ACL2025

Large Language Models Struggle to Describe the Haystack without Human Help: A Social Science-Inspired Evaluation of Topic Models

Zongxia Li, Lorena Calvo-Bartolomé, Alexander Miserlis Hoyle, Paiheng Xu, Daniel Kofi Stephens, Juan Francisco Fung, Alden Dima, Jordan Lee Boyd-Graber

Abstract

A common use of NLP by social scientists is to understand large document collections.

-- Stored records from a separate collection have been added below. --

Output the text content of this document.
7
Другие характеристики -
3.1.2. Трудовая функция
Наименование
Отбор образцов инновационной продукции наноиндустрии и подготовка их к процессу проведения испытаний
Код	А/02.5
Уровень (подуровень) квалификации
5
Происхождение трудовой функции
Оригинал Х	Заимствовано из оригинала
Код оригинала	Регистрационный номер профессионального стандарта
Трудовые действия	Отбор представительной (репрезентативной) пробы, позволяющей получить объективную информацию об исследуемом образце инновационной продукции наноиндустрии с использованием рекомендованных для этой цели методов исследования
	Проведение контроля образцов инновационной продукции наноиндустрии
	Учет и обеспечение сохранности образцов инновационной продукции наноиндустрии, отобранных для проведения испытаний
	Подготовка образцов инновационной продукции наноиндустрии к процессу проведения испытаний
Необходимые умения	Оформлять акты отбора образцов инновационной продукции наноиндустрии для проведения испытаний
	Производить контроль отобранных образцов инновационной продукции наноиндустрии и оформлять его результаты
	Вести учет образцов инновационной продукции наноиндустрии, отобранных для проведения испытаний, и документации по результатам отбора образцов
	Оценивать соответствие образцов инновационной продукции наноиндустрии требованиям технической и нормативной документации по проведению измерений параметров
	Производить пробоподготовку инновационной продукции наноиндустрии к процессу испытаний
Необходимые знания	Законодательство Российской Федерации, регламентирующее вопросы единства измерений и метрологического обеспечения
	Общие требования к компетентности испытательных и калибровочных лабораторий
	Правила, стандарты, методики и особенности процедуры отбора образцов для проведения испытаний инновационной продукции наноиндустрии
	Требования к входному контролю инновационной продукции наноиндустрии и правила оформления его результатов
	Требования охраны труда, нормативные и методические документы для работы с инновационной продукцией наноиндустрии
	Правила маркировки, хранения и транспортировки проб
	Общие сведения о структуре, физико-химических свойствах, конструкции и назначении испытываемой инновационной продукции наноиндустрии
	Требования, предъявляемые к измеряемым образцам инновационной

Recent data exploration and content analysis have shifted from probabilistic topic models to Large Language Models (LLMs). Yet their effectiveness in helping users understand content in real-world applications remains under explored. This study compares the knowledge users gain from unsupervised LLMs, supervised LLMs, and traditional topic models across two datasets. While unsupervised LLMs generate more human-readable topics, their topics are overly generic for domain-specific datasets and do not help users learn much about the documents. Adding human supervision to LLM generation improves data exploration by mitigating hallucination and over-genericity but requires greater human effort. Traditional topic models, such as Latent Dirichlet Allocation (LDA), remain effective for exploration but are less user-friendly. LLMs struggle to describe the haystack of large corpora without human help, particularly domain-specific data, and face scaling and hallucination limitations due to context length constraints.